Eruh'ta 300 Yıllık Sebil Değirmen Geleneği
Nurettin Kilis/Zekeriye Güneş- Eruh ilçesi Dikboğaz köyünde 300 yıldır sebil değirmen geleneği yaşatılıyor.
Nurettin Kilis/Zekeriye Güneş- Eruh ilçesi Dikboğaz köyünde 300 yıldır sebil değirmen geleneği yaşatılıyor. Değirmen, kurulduğu günden beri herkes tarafından ücretsiz kullanılıyor.
Buğdaydan un üretimi, artık büyük oranda elektrikli modern un fabrikalarında yapılsa da sayıları çok azalan ve artık nostaljik değer taşıyan su değirmenleri, ezerek buğdayı dönüştürdüğü undan yapılan ekmekteki tat farkıyla yarattığı bağımlıları sayesinde varlığını sürdürüyor.
Eruh'un Dikboğaz köyünde yaklaşık 300 yıl önce kurulduğu belirtilen su değirmeni, ilk günkü gibi orijinal haliyle çalışıyor. Değirmen, 2011 yılında valilik ve kaymakamlık desteğiyle yapılan bakım onarım dışında kurulduğu günkü gibi su ile kesintisiz olarak çalışıyor.
Kadınların çalıştırdığı değirmen, yüz yıllardır ücretsiz olarak Dikboğaz ve çevre köylere hizmet veriyor.
Köylülerden Abdullah Acar, AA muhabirine, 300 yıl önce dedeleri tarafından köyün yukarısından akıp gelen pınarın üzerine kurulan değirmenin tüm köye ait olduğunu belirtti. Eskiden beri ihtiyacı olan köylünün değirmene giderek ununu öğüttüğünü anlatan Acar, değirmenin ücretsiz olarak çalıştırıldığını ve çevre köylerin de aynı şekilde yararlandığını anlattı.
-Ceviz ağacından yapılma su borusu-
Abdullah Acar, değirmenlerinin bölgede çalışır durumda olan tek su değirmeni olduğunu ifade etti.
Değirmenin nasıl çalıştığını da anlatan Acar, "Pınardan gelen su kuyuya bırakılıyor. Burada biriken su, ceviz ağacından yapılan bir boru ile tazyikli bir şekilde değirmenin altındaki çarklara vurup çalıştırıyor.

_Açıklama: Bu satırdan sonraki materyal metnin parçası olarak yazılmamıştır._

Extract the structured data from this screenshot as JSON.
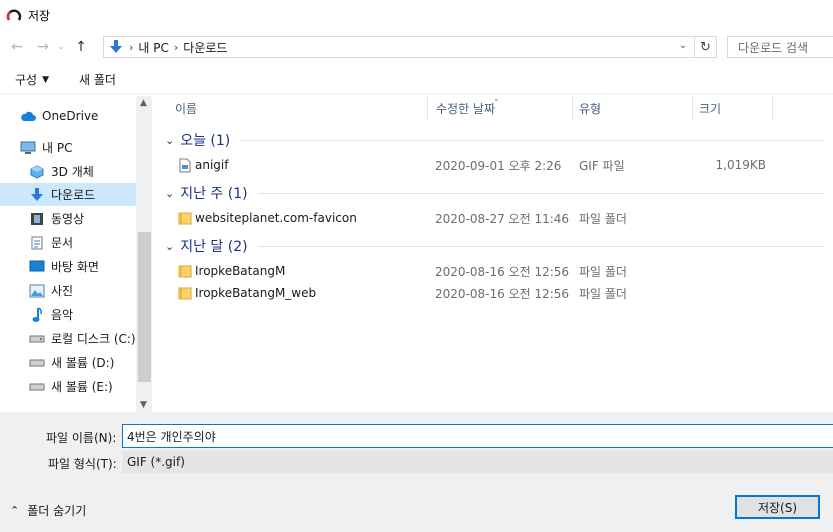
{
  "window": {
    "title": "저장"
  },
  "nav": {
    "breadcrumb": [
      "내 PC",
      "다운로드"
    ],
    "search_placeholder": "다운로드 검색"
  },
  "toolbar": {
    "organize_label": "구성",
    "new_folder_label": "새 폴더"
  },
  "sidebar": {
    "items": [
      {
        "label": "OneDrive",
        "icon": "cloud-icon"
      },
      {
        "label": "내 PC",
        "icon": "computer-icon"
      },
      {
        "label": "3D 개체",
        "icon": "cube-icon"
      },
      {
        "label": "다운로드",
        "icon": "download-arrow-icon",
        "selected": true
      },
      {
        "label": "동영상",
        "icon": "film-icon"
      },
      {
        "label": "문서",
        "icon": "document-icon"
      },
      {
        "label": "바탕 화면",
        "icon": "desktop-icon"
      },
      {
        "label": "사진",
        "icon": "picture-icon"
      },
      {
        "label": "음악",
        "icon": "music-note-icon"
      },
      {
        "label": "로컬 디스크 (C:)",
        "icon": "drive-icon"
      },
      {
        "label": "새 볼륨 (D:)",
        "icon": "drive-icon"
      },
      {
        "label": "새 볼륨 (E:)",
        "icon": "drive-icon"
      }
    ]
  },
  "columns": {
    "name": "이름",
    "modified": "수정한 날짜",
    "type": "유형",
    "size": "크기"
  },
  "groups": [
    {
      "label": "오늘 (1)",
      "files": [
        {
          "name": "anigif",
          "modified": "2020-09-01 오후 2:26",
          "type": "GIF 파일",
          "size": "1,019KB",
          "icon": "gif-file-icon"
        }
      ]
    },
    {
      "label": "지난 주 (1)",
      "files": [
        {
          "name": "websiteplanet.com-favicon",
          "modified": "2020-08-27 오전 11:46",
          "type": "파일 폴더",
          "size": "",
          "icon": "folder-icon"
        }
      ]
    },
    {
      "label": "지난 달 (2)",
      "files": [
        {
          "name": "IropkeBatangM",
          "modified": "2020-08-16 오전 12:56",
          "type": "파일 폴더",
          "size": "",
          "icon": "folder-icon"
        },
        {
          "name": "IropkeBatangM_web",
          "modified": "2020-08-16 오전 12:56",
          "type": "파일 폴더",
          "size": "",
          "icon": "folder-icon"
        }
      ]
    }
  ],
  "footer": {
    "filename_label": "파일 이름(N):",
    "filename_value": "4번은 개인주의야",
    "filetype_label": "파일 형식(T):",
    "filetype_value": "GIF (*.gif)",
    "hide_folders_label": "폴더 숨기기",
    "save_label": "저장(S)"
  },
  "colors": {
    "selected_bg": "#cce8ff",
    "accent": "#0078d7",
    "group_text": "#1e3287",
    "folder": "#ffd36b"
  }
}
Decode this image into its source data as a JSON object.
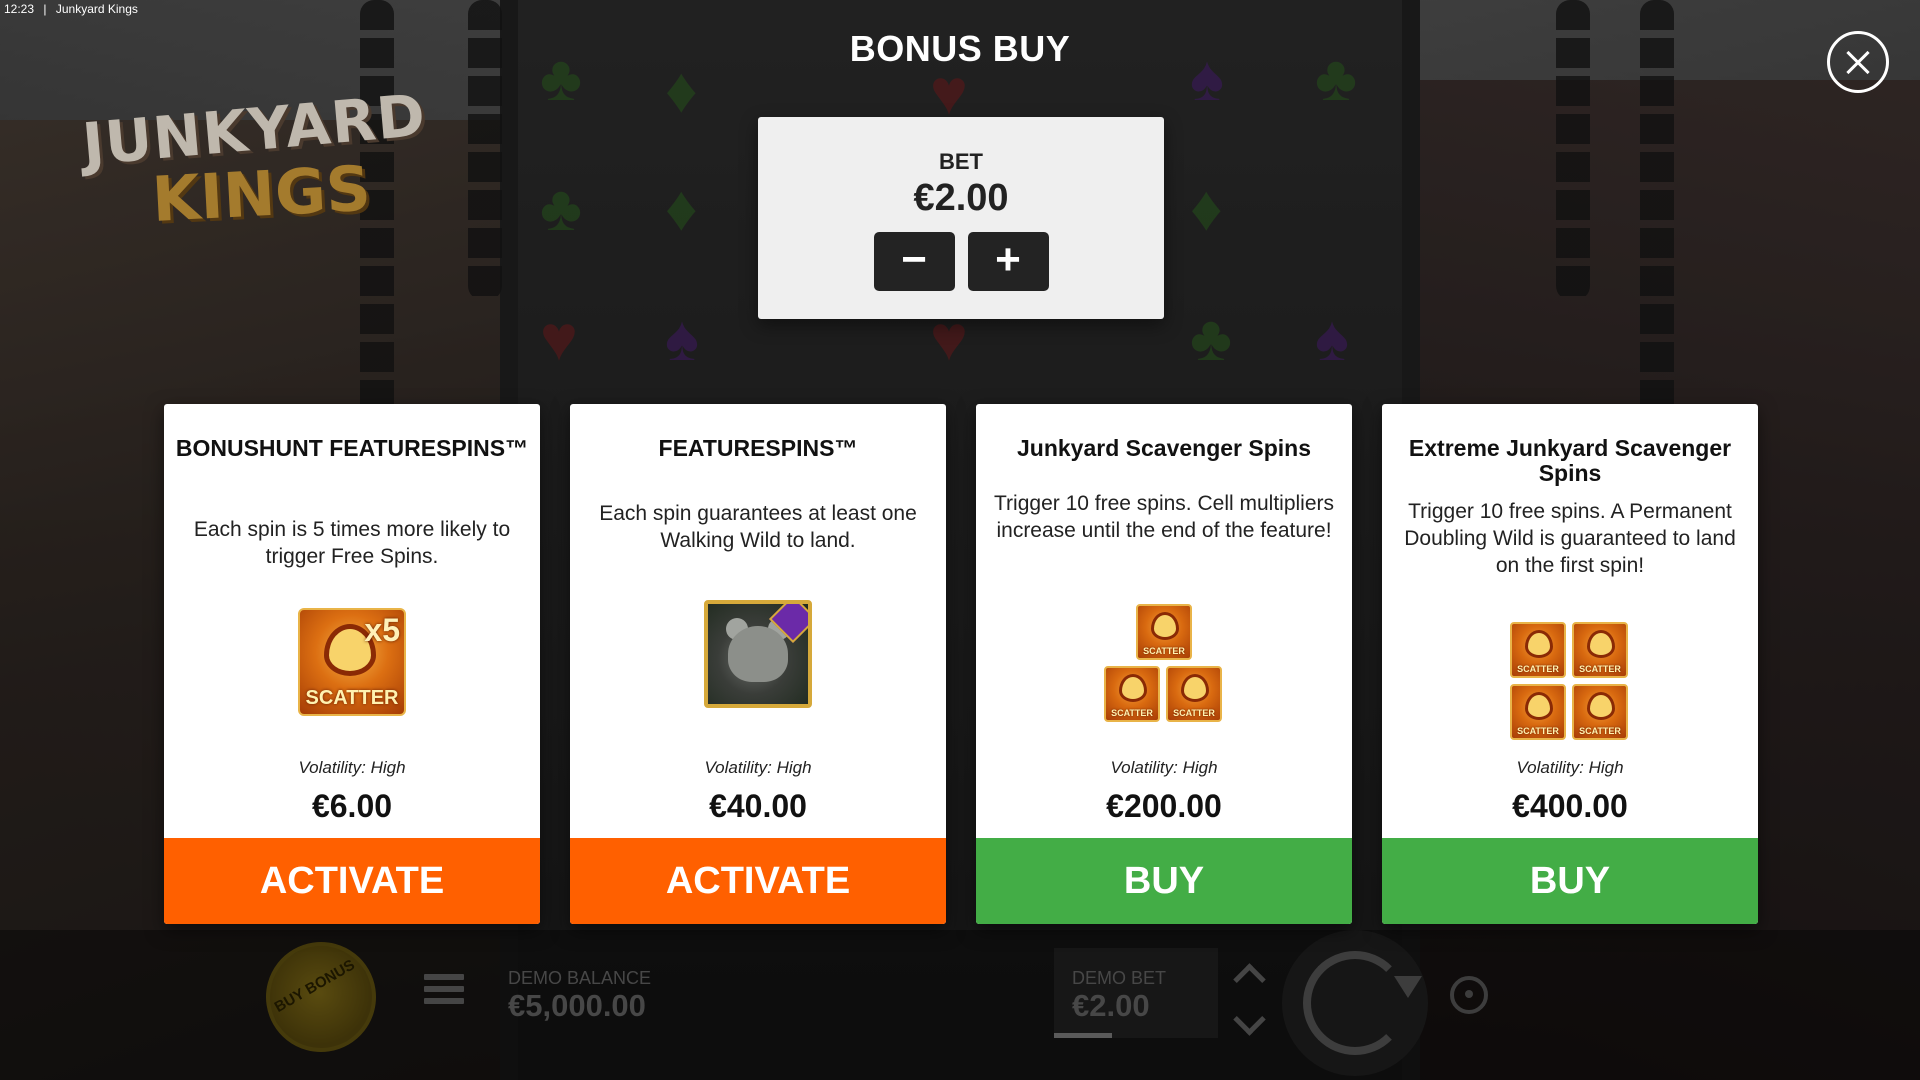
{
  "statusbar": {
    "time": "12:23",
    "separator": "|",
    "app_name": "Junkyard Kings"
  },
  "logo": {
    "line1": "JUNKYARD",
    "line2": "KINGS"
  },
  "modal": {
    "title": "BONUS BUY",
    "bet": {
      "label": "BET",
      "value": "€2.00",
      "decrease_label": "−",
      "increase_label": "+"
    }
  },
  "cards": [
    {
      "title": "BONUSHUNT FEATURESPINS™",
      "description": "Each spin is 5 times more likely to trigger Free Spins.",
      "symbol": "scatter-x5-icon",
      "symbol_text": "SCATTER",
      "symbol_multiplier": "x5",
      "volatility": "Volatility: High",
      "price": "€6.00",
      "action": "ACTIVATE",
      "action_color": "#ff6000"
    },
    {
      "title": "FEATURESPINS™",
      "description": "Each spin guarantees at least one Walking Wild to land.",
      "symbol": "walking-wild-icon",
      "volatility": "Volatility: High",
      "price": "€40.00",
      "action": "ACTIVATE",
      "action_color": "#ff6000"
    },
    {
      "title": "Junkyard Scavenger Spins",
      "description": "Trigger 10 free spins. Cell multipliers increase until the end of the feature!",
      "symbol": "scatter-x3-icon",
      "symbol_text": "SCATTER",
      "volatility": "Volatility: High",
      "price": "€200.00",
      "action": "BUY",
      "action_color": "#43ad46"
    },
    {
      "title": "Extreme Junkyard Scavenger Spins",
      "description": "Trigger 10 free spins. A Permanent Doubling Wild is guaranteed to land on the first spin!",
      "symbol": "scatter-x4-icon",
      "symbol_text": "SCATTER",
      "volatility": "Volatility: High",
      "price": "€400.00",
      "action": "BUY",
      "action_color": "#43ad46"
    }
  ],
  "bottom_bar": {
    "buy_bonus_label": "BUY BONUS",
    "balance_label": "DEMO BALANCE",
    "balance_value": "€5,000.00",
    "bet_label": "DEMO BET",
    "bet_value": "€2.00"
  }
}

Dönen çarkın kuvvetiyle, silindir şeklindeki taşın buğdayı ezmesi prensibiyle çalışıyor" dedi.
Değirmenlerinin 1700 yıllarında dedeleri tarafından yapıldığını anlatan Acar, şunları söyledi:
"Dedelerimizden kalan bir eser. Biz de köy halkı olarak bu eserimize sahip çıkarak muhafaza ediyoruz. Değirmen ilk kurulduğu günkü gibi çalışıyor. Çalışma yöntemini hiç değiştirmedik. Bir ara elektrikli un fabrikalarına un verildi ancak istediğimiz randımanı ve alıştığımız tadı alamayınca tekrardan unumuzu kendi değirmenimizde öğütmeye başladık.

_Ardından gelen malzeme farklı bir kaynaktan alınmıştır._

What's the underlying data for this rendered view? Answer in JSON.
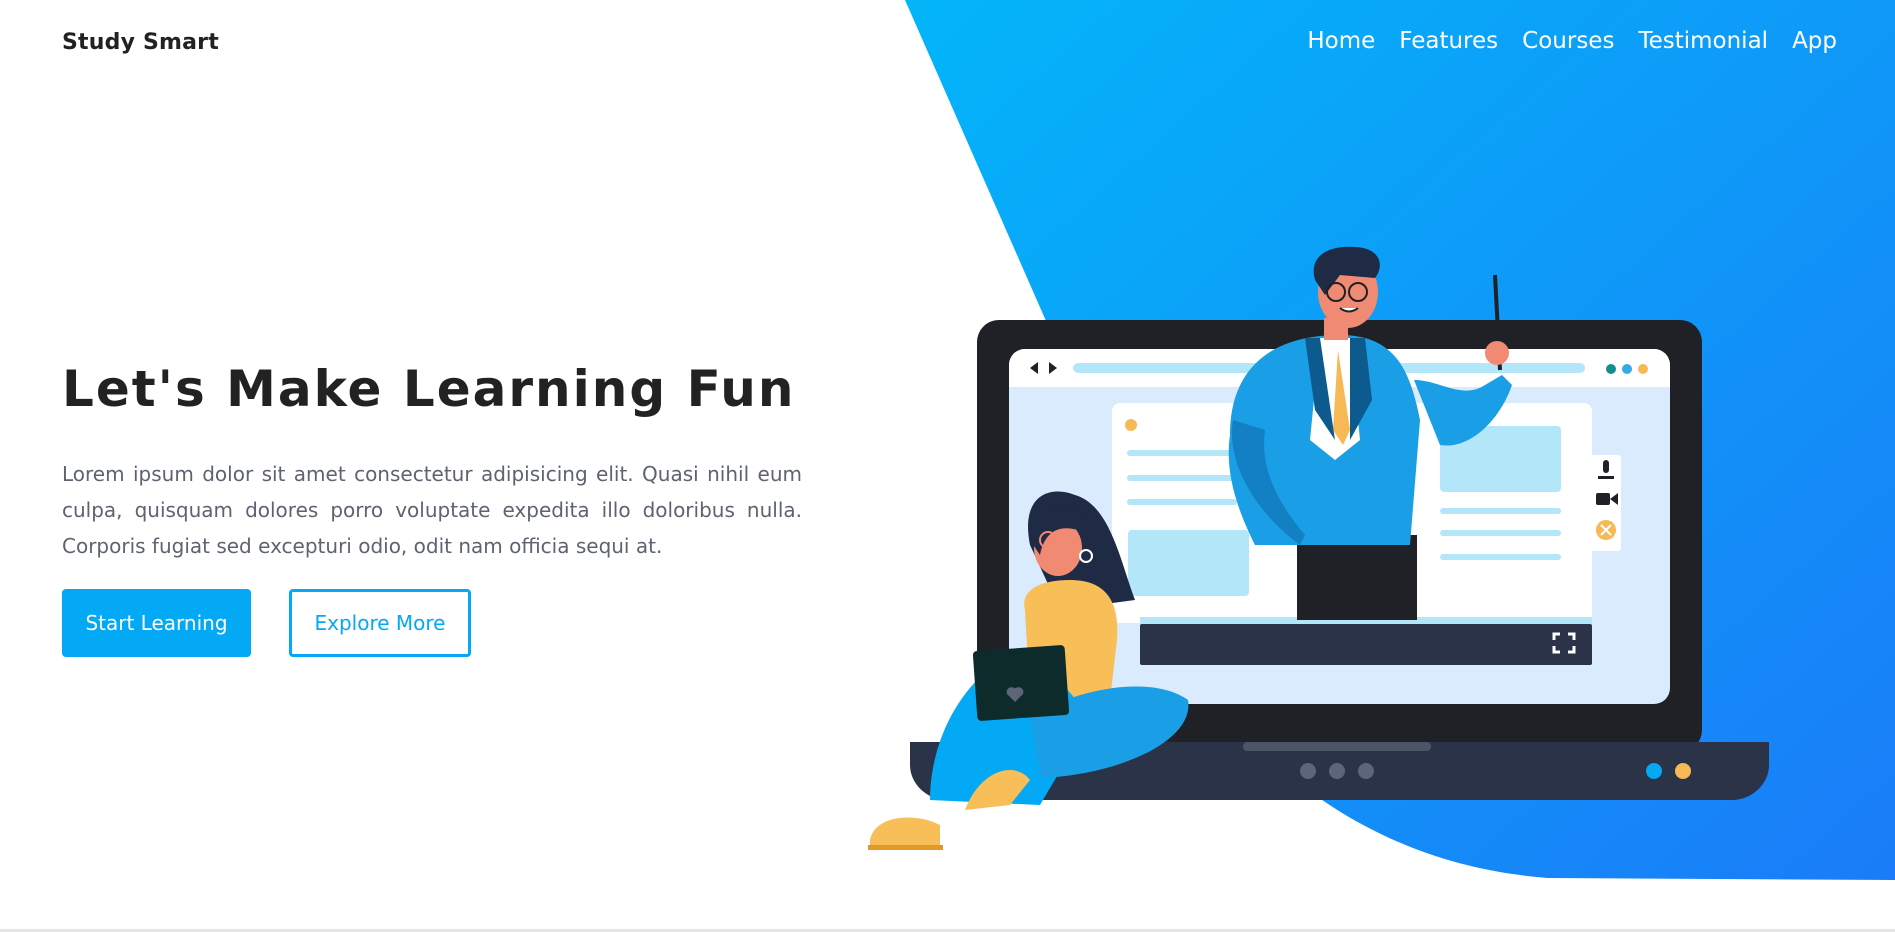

Değirmenimizi bayanlar kullanıyor. Sadece teknik işler için bir değirmenci tutuk. Değirmenci çalıştırıyor, kadınlar da buğdayını öğütüyor. Çevre köylüler de buğdaylarını getirip hiç bir ücret ödemeden un olarak alıyorlar. Köy tarafından tutulan değirmenci gelen hiçbir vatandaştan ücret veya buğday almıyor. Maaşı köy tarafından ödeniyor."

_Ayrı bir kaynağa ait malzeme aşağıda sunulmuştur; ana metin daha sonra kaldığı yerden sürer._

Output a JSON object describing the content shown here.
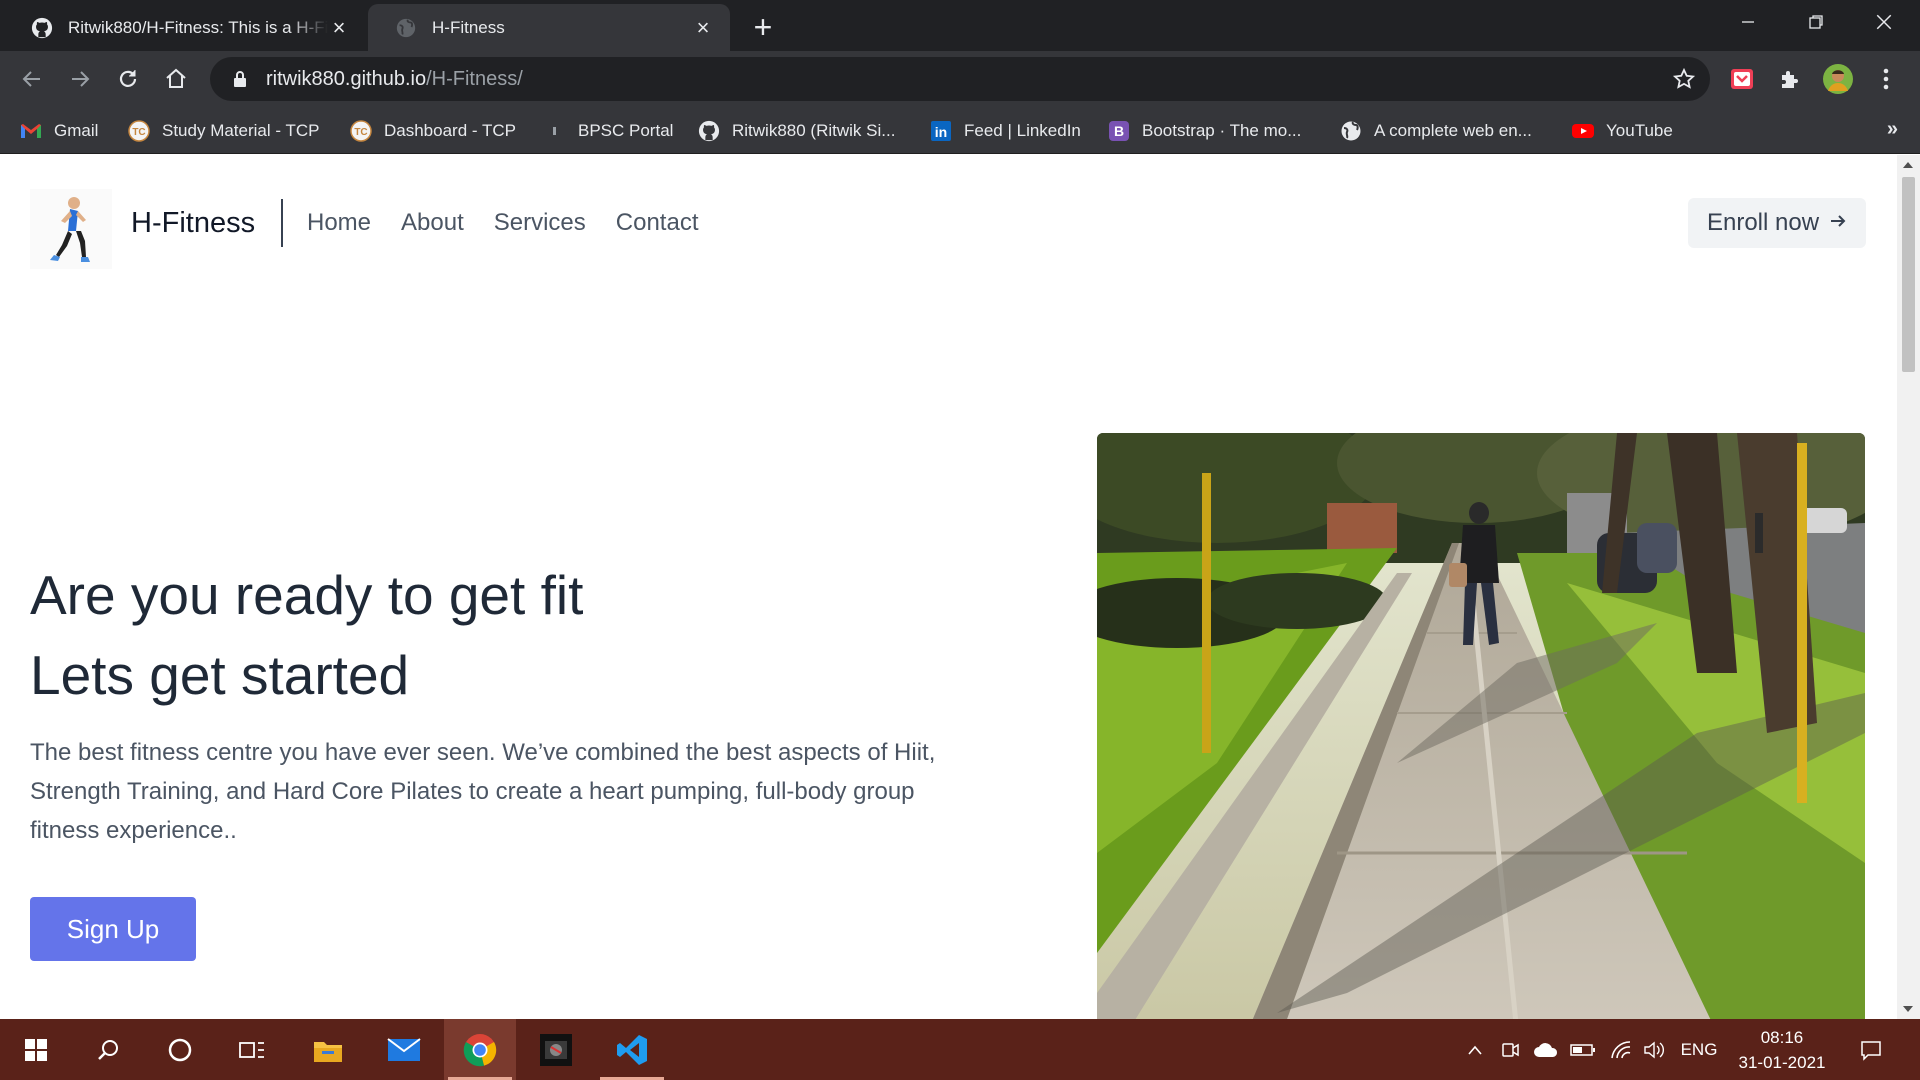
{
  "browser": {
    "tabs": [
      {
        "title": "Ritwik880/H-Fitness: This is a H-Fitness website",
        "active": false
      },
      {
        "title": "H-Fitness",
        "active": true
      }
    ],
    "url_host": "ritwik880.github.io",
    "url_path": "/H-Fitness/",
    "bookmarks": [
      {
        "label": "Gmail",
        "icon": "gmail-icon"
      },
      {
        "label": "Study Material - TCP",
        "icon": "tcp-icon"
      },
      {
        "label": "Dashboard - TCP",
        "icon": "tcp-icon"
      },
      {
        "label": "BPSC Portal",
        "icon": "bpsc-icon"
      },
      {
        "label": "Ritwik880 (Ritwik Si...",
        "icon": "github-icon"
      },
      {
        "label": "Feed | LinkedIn",
        "icon": "linkedin-icon"
      },
      {
        "label": "Bootstrap · The mo...",
        "icon": "bootstrap-icon"
      },
      {
        "label": "A complete web en...",
        "icon": "globe-icon"
      },
      {
        "label": "YouTube",
        "icon": "youtube-icon"
      }
    ],
    "bookmarks_overflow": "»"
  },
  "site": {
    "brand": "H-Fitness",
    "nav": [
      "Home",
      "About",
      "Services",
      "Contact"
    ],
    "enroll_label": "Enroll now",
    "hero_line1": "Are you ready to get fit",
    "hero_line2": "Lets get started",
    "hero_text": "The best fitness centre you have ever seen. We’ve combined the best aspects of Hiit, Strength Training, and Hard Core Pilates to create a heart pumping, full-body group fitness experience..",
    "signup_label": "Sign Up"
  },
  "taskbar": {
    "language": "ENG",
    "time": "08:16",
    "date": "31-01-2021"
  },
  "colors": {
    "accent": "#6474ea",
    "taskbar": "#5a2219",
    "chrome_dark": "#202124",
    "chrome_toolbar": "#35363a"
  }
}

Acar, ücretsiz çalıştırmalarının nedenini ise dedelerinden kalan bir hediye olarak gördükleri değirmeni, sebil geleneğiyle sürdürmek olarak açıklıyor.
Köylülerden İlhan Acar ise su değirmeni ekmeğinin un fabrikalarınkinden daha çok tercih edildiğini, buradaki undan yapılan ekmeğin daha lezzetli olduğunu söyledi.
Değirmende ununu öğütmekte olan Nezire Acar da "Değirmen sebil yani ücretsiz olarak kullanılıyor. Biz buğdayımızı getirip sıraya giriyoruz. Sıra bize geldiğinde herkes buğdayını kendisi öğütüyor. Buğdayını getiren herkes çalıştırabiliyor. Çalışması çok rahat, zorlanmıyoruz. Ekmeği de çok güzel oluyor. Fabrika unu ile yapılan ekmek daha sert ve tadını alamıyoruz. Ama su değirmeni ile öğütülen buğdayla yapılan ekmek çok daha yumuşak ve lezzetli oluyor" şeklinde konuştu.
Mustafa Acar ise, suyun şiddetine göre çalışan değirmenin, saatte 100 kilo buğday öğüttüğünü dile getirdi.